Before this year Mr. Ritter was nominated five times for Primetime Emmys and won once, in 1984, as outstanding lead actor in a comedy for his role in “Three’s Company.”
By all accounts, he was nice to just about everybody. He gave autographs in restaurants and posed for pictures. He enjoyed his celebrity and shared his joy. On the job he was always willing to appear at network and affiliate meetings, working the room with a smile and a joke.

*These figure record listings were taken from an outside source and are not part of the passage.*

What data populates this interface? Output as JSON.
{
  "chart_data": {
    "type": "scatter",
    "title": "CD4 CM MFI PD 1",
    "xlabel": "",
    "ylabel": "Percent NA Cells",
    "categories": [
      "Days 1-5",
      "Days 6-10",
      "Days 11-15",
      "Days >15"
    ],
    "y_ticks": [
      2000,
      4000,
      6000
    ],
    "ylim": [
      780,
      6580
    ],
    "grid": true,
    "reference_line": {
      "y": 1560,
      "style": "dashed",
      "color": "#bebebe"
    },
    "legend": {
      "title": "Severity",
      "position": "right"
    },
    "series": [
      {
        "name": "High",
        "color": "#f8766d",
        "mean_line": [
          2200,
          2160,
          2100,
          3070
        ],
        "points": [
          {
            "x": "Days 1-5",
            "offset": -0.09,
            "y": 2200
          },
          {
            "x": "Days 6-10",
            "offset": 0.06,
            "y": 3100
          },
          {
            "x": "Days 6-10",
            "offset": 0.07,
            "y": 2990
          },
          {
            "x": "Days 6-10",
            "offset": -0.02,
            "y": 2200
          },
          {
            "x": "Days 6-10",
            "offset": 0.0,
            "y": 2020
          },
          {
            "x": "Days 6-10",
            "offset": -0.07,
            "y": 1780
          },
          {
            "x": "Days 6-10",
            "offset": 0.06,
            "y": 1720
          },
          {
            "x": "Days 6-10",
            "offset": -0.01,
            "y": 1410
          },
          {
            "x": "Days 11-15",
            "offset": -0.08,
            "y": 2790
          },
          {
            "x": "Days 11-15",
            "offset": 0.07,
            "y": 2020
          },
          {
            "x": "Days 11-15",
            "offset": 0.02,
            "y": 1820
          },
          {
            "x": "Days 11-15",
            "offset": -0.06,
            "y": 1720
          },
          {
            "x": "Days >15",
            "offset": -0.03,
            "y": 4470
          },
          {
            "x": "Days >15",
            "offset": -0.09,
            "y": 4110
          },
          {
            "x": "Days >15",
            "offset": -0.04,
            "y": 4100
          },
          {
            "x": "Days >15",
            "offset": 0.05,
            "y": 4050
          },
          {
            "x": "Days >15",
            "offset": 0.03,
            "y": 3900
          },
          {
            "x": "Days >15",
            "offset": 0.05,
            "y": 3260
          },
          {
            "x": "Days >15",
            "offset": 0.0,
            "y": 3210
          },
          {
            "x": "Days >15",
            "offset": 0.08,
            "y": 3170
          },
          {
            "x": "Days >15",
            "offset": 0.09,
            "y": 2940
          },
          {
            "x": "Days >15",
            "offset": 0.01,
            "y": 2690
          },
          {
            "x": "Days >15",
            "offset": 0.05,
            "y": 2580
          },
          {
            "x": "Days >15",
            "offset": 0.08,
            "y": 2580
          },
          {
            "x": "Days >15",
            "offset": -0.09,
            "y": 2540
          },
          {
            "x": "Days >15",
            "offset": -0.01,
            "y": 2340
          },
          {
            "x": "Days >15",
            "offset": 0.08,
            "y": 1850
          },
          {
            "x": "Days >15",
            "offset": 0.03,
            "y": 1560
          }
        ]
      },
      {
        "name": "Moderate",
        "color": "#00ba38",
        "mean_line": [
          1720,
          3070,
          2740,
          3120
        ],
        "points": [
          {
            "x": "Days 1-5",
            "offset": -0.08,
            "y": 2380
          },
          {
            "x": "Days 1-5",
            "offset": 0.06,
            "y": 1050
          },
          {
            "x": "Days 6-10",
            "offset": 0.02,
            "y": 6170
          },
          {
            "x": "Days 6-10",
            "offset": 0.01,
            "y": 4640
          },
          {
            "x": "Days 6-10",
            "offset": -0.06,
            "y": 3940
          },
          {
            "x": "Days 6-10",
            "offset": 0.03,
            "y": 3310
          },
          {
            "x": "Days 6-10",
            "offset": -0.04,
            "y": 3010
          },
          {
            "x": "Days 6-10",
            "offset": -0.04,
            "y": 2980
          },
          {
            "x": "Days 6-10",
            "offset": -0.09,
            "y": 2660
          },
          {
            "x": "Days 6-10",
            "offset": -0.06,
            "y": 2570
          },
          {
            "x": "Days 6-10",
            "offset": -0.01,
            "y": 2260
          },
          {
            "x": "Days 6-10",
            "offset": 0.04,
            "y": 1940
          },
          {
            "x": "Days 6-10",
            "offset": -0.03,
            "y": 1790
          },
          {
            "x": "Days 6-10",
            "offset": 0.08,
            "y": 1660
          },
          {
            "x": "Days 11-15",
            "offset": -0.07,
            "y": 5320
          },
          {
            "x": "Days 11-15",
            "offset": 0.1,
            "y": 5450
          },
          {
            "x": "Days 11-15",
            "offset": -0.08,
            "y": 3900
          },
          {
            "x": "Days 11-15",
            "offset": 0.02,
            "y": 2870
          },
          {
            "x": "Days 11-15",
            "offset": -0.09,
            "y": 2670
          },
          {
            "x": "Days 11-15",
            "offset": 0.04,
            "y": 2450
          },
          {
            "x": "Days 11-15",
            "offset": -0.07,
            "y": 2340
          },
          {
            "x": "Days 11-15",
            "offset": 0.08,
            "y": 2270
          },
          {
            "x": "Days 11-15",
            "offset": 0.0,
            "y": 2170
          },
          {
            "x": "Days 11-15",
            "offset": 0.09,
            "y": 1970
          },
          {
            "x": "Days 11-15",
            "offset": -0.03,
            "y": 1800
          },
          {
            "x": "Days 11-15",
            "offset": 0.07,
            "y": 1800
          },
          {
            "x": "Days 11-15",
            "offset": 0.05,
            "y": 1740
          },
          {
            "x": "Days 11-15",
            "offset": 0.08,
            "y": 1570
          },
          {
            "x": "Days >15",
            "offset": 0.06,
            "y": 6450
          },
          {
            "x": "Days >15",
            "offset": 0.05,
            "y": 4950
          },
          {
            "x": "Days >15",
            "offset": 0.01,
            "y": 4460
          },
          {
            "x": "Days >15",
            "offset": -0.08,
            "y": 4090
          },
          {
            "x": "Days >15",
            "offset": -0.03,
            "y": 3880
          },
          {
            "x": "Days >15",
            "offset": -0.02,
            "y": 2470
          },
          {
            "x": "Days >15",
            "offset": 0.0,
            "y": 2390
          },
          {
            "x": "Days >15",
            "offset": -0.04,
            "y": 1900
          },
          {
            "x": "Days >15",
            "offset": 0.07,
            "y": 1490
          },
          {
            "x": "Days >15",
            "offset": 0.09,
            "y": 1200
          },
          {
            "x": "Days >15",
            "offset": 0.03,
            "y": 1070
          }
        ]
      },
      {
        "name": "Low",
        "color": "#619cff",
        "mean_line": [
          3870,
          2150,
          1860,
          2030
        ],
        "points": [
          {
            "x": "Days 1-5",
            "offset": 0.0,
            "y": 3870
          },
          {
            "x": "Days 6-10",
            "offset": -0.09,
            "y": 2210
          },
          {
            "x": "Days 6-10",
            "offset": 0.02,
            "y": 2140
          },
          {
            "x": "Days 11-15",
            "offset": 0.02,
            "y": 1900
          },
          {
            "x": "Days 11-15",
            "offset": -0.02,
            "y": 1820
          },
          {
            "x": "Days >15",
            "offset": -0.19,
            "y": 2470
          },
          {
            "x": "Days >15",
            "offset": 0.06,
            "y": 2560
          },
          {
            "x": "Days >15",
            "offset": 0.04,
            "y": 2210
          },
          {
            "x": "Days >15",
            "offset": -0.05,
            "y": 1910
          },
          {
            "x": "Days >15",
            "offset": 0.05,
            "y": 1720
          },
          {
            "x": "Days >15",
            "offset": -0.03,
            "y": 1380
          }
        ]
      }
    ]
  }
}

He was a loyal friend and supportive colleague. During the first season of “8 Simple Rules,” his best friend invited him to a Bruce Springsteen concert and said he was buying tickets for Mr. Ritter, too, Ms. Pilch recalled. “[Mr. Ritter] said, `No, I can’t come. There’s this young actor in my show and he’s saving me a seat. He’s doing a play.’ And they were like, `Come on, you can just say you will come to the play another night.’ John said, `No, I told him I’d be there. He’s saving me a seat. And I need to be there.’ And as much as John wanted to go to that Bruce Springsteen concert, he had a commitment. He stood by it.”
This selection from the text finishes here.